Secure credential store — integrate with system keyring, HashiCorp Vault, or AWS KMS for API keys, tokens, and sensitive config values
Runtime injection — secrets resolved at startup and injected into agents/tools that need them, never stored in config files or logs
Rotation support — automatic credential rotation without restart; agents notified when credentials change
Existing: .env file support (basic), config values in system.yaml (not encrypted)

Runtime Sandboxing

Process isolation — imported and self-designed agents execute in sandboxed subprocesses with restricted filesystem, network, and memory access
Capability whitelisting — agents declare required capabilities in their manifest; runtime grants only those capabilities at startup
Resource limits — per-agent CPU time, memory, and network quotas enforced by the sandbox; violations terminate the agent and report to Trust Network
Graduated trust → graduated access — new/untrusted agents get tighter sandboxes; high-trust agents get relaxed constraints
Existing: AST validation for self-mod agents (built), restricted imports whitelist (built), red team source scanning (built)

Network Egress Policy

Inspired by NVIDIA NemoClaw's outbound connection control.
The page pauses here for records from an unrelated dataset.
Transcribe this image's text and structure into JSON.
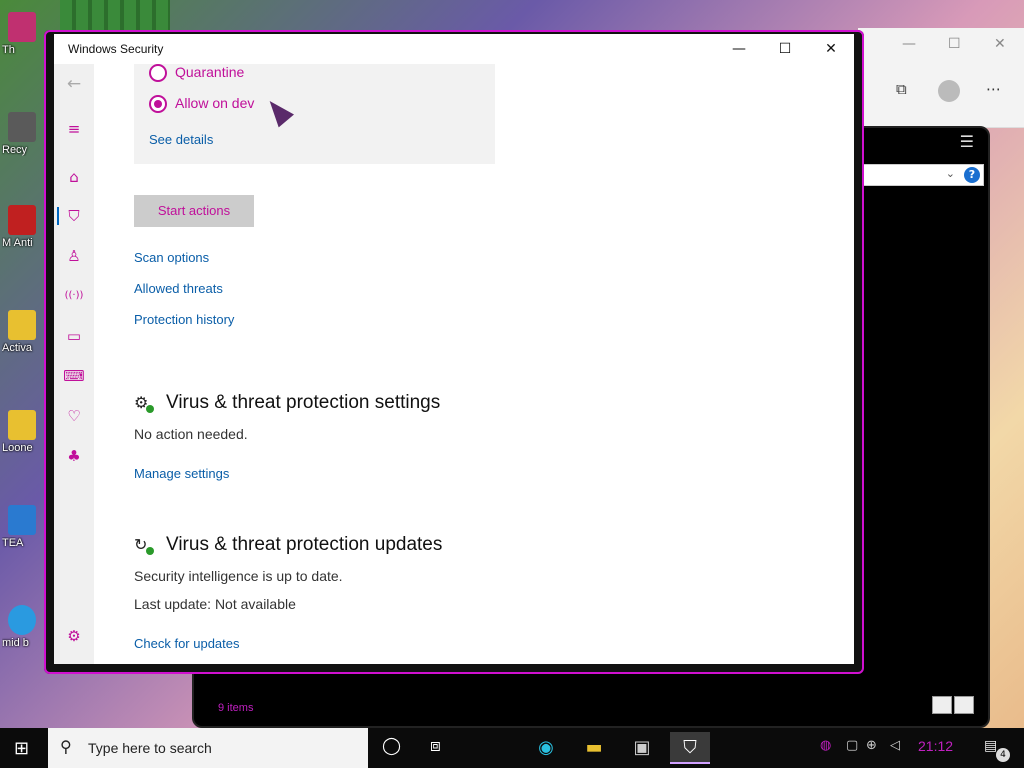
{
  "desktop": {
    "icons": [
      {
        "label": "Th",
        "color": "#c03070"
      },
      {
        "label": "Recy",
        "color": "#5a5a5a"
      },
      {
        "label": "M Anti",
        "color": "#c02020"
      },
      {
        "label": "Activa",
        "color": "#e8c030"
      },
      {
        "label": "Loone",
        "color": "#e8c030"
      },
      {
        "label": "TEA",
        "color": "#2a7ad0"
      },
      {
        "label": "mid b",
        "color": "#2a9ae0"
      }
    ]
  },
  "background_window": {
    "status_text": "9 items",
    "help_label": "?"
  },
  "window": {
    "title": "Windows Security",
    "minimize": "—",
    "maximize": "☐",
    "close": "✕"
  },
  "sidebar": {
    "items": [
      {
        "name": "back-arrow-icon",
        "glyph": "←"
      },
      {
        "name": "menu-icon",
        "glyph": "≡"
      },
      {
        "name": "home-icon",
        "glyph": "⌂"
      },
      {
        "name": "shield-icon",
        "glyph": "⛉"
      },
      {
        "name": "person-icon",
        "glyph": "♙"
      },
      {
        "name": "wireless-icon",
        "glyph": "((·))"
      },
      {
        "name": "app-browser-icon",
        "glyph": "▭"
      },
      {
        "name": "laptop-icon",
        "glyph": "⌨"
      },
      {
        "name": "heart-icon",
        "glyph": "♡"
      },
      {
        "name": "family-icon",
        "glyph": "♣"
      },
      {
        "name": "settings-icon",
        "glyph": "⚙"
      }
    ]
  },
  "actions": {
    "quarantine_label": "Quarantine",
    "allow_label": "Allow on device",
    "allow_visible": "Allow on dev",
    "see_details": "See details",
    "start_actions": "Start actions"
  },
  "links": {
    "scan_options": "Scan options",
    "allowed_threats": "Allowed threats",
    "protection_history": "Protection history"
  },
  "settings_section": {
    "title": "Virus & threat protection settings",
    "status": "No action needed.",
    "link": "Manage settings"
  },
  "updates_section": {
    "title": "Virus & threat protection updates",
    "status": "Security intelligence is up to date.",
    "last_update": "Last update: Not available",
    "link": "Check for updates"
  },
  "taskbar": {
    "search_placeholder": "Type here to search",
    "clock": "21:12",
    "notification_count": "4"
  },
  "colors": {
    "accent": "#c0109a",
    "link": "#0a5ea8",
    "frame_glow": "#d010d0"
  }
}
ProbOS has SSRF protection (AD-285) for inbound attack patterns, but no outbound egress control. Agents — especially imported or self-designed ones — should not have unrestricted internet access:

Domain allowlist — per-agent (or per-pool) list of permitted outbound domains. Agents can only reach URLs on their allowlist; all other requests are blocked
Trust-graduated access — new/imported agents start with no network access. As trust increases, domains can be unlocked. High-trust agents get broader access
Real-time approval — when an agent attempts to contact an unlisted domain, surface the request to the Captain via HXI for approve/deny (NemoClaw pattern). Approved domains are added to the allowlist
Hot-reloadable — egress rules can be updated at runtime without restarting agents
Existing: SSRF protection blocks dangerous inbound patterns (AD-285, built). Egress policy blocks unauthorized outbound connections

Inference Audit Layer

Inspired by NemoClaw's inference gateway that intercepts all LLM calls.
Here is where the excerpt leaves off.